The lack of rain connected to the 2012 to 2014 isn’t the only surprising thing. In fact, it’s completely unremarkable on its own. It’s the combination of lack of rain with extreme heat that is so alarming. Specialists explain that these extreme temperatures have caused a drought exacerbation that ended up in the driest soil conditions that California has faced since the 9th century.
Daniel Griffin and Kevin Anchukaitis, the authors of the study, inspected tree-ring samples they collected from blue-oak trees in California. According to the two authors, this particular tree species is sensitive to rainfall so that wet periods caused wider rings while dry spells resulted in pinched rings. After collecting data from over 278 blue oak trees, Griffin and Anchukaitis compared their results with the North American Drought Atlas records. These records include tree ring data collected from giant sequoias and California bristlecone trees, all of which are also sensitive to rainfall.
“When we factor in temperature, this drought really stands out as an extreme and unprecedented case for the past 1,200 years.”

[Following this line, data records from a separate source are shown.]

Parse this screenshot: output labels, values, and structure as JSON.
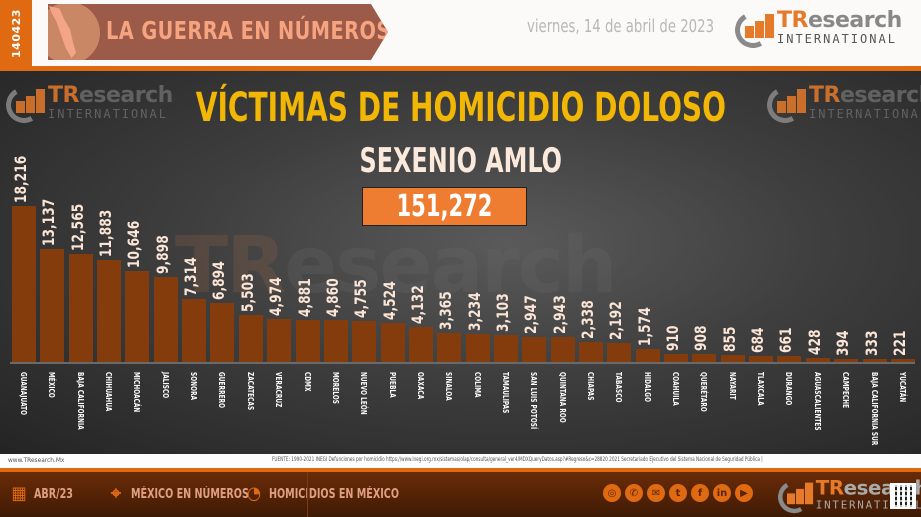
{
  "header": {
    "date_code": "140423",
    "banner_title": "LA GUERRA EN NÚMEROS",
    "date_text": "viernes, 14 de abril de 2023",
    "logo": {
      "brand_t": "TR",
      "brand_rest": "esearch",
      "subtitle": "INTERNATIONAL"
    }
  },
  "chart": {
    "title": "VÍCTIMAS DE HOMICIDIO DOLOSO",
    "subtitle": "SEXENIO AMLO",
    "total": "151,272",
    "watermark_a": "TR",
    "watermark_b": "esearch"
  },
  "chart_data": {
    "type": "bar",
    "title": "VÍCTIMAS DE HOMICIDIO DOLOSO",
    "subtitle": "SEXENIO AMLO",
    "total": 151272,
    "xlabel": "",
    "ylabel": "",
    "grid": false,
    "legend": "none",
    "bar_color": "#843c0c",
    "categories": [
      "GUANAJUATO",
      "MÉXICO",
      "BAJA CALIFORNIA",
      "CHIHUAHUA",
      "MICHOACÁN",
      "JALISCO",
      "SONORA",
      "GUERRERO",
      "ZACATECAS",
      "VERACRUZ",
      "CDMX",
      "MORELOS",
      "NUEVO LEÓN",
      "PUEBLA",
      "OAXACA",
      "SINALOA",
      "COLIMA",
      "TAMAULIPAS",
      "SAN LUIS POTOSÍ",
      "QUINTANA ROO",
      "CHIAPAS",
      "TABASCO",
      "HIDALGO",
      "COAHUILA",
      "QUERÉTARO",
      "NAYARIT",
      "TLAXCALA",
      "DURANGO",
      "AGUASCALIENTES",
      "CAMPECHE",
      "BAJA CALIFORNIA SUR",
      "YUCATÁN"
    ],
    "values": [
      18216,
      13137,
      12565,
      11883,
      10646,
      9898,
      7314,
      6894,
      5503,
      4974,
      4881,
      4860,
      4755,
      4524,
      4132,
      3365,
      3234,
      3103,
      2947,
      2943,
      2338,
      2192,
      1574,
      910,
      908,
      855,
      684,
      661,
      428,
      394,
      333,
      221
    ],
    "labels": [
      "18,216",
      "13,137",
      "12,565",
      "11,883",
      "10,646",
      "9,898",
      "7,314",
      "6,894",
      "5,503",
      "4,974",
      "4,881",
      "4,860",
      "4,755",
      "4,524",
      "4,132",
      "3,365",
      "3,234",
      "3,103",
      "2,947",
      "2,943",
      "2,338",
      "2,192",
      "1,574",
      "910",
      "908",
      "855",
      "684",
      "661",
      "428",
      "394",
      "333",
      "221"
    ]
  },
  "source": {
    "site": "www.TResearch.Mx",
    "fuente": "FUENTE: 1990-2021 INEGI Defunciones por homicidio https://www.inegi.org.mx/sistemas/olap/consulta/general_ver4/MDXQueryDatos.asp?#Regreso&c=28820 2021 Secretariado Ejecutivo del Sistema Nacional de Seguridad Pública |"
  },
  "footer": {
    "items": [
      {
        "icon": "calendar-icon",
        "label": "ABR/23"
      },
      {
        "icon": "map-pin-icon",
        "label": "MÉXICO EN NÚMEROS"
      },
      {
        "icon": "chat-chart-icon",
        "label": "HOMICIDIOS EN MÉXICO"
      }
    ],
    "social": [
      {
        "icon": "globe-icon",
        "glyph": "◎"
      },
      {
        "icon": "whatsapp-icon",
        "glyph": "✆"
      },
      {
        "icon": "mail-icon",
        "glyph": "✉"
      },
      {
        "icon": "twitter-icon",
        "glyph": "t"
      },
      {
        "icon": "facebook-icon",
        "glyph": "f"
      },
      {
        "icon": "linkedin-icon",
        "glyph": "in"
      },
      {
        "icon": "youtube-icon",
        "glyph": "▶"
      }
    ],
    "icons": {
      "calendar": "📅",
      "map": "⌖",
      "chat": "◔"
    }
  }
}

The two scientists didn’t stop here: they also estimated the soil’s moisture levels by using the Palmer Drought Severity Index. This index evaluates precipitation and evaporation levels and addresses soil moisture, essential to growing half the nation’s vegetables, worth approximately $10 billion).
Although there have been droughts that came with even less rainfall than the current one, the scientists came to the conclusion that, in terms of soil moisture, no drought that took place in the previous 1,200 years was worse. Anchukaitis said that both he and Griffin were surprised at their results. Neither of them had expected the situation to be so severe.
“California’s old blue oaks are as close to nature’s rain gauges as we get. They thrive in some of California’s driest environments.”
And although California has been soaking wet from rainfall this past week, more than 50 percent of the state is still in out-of-the-ordinary drought. To end it, both Northern and Central California require up to 21 inches of rain.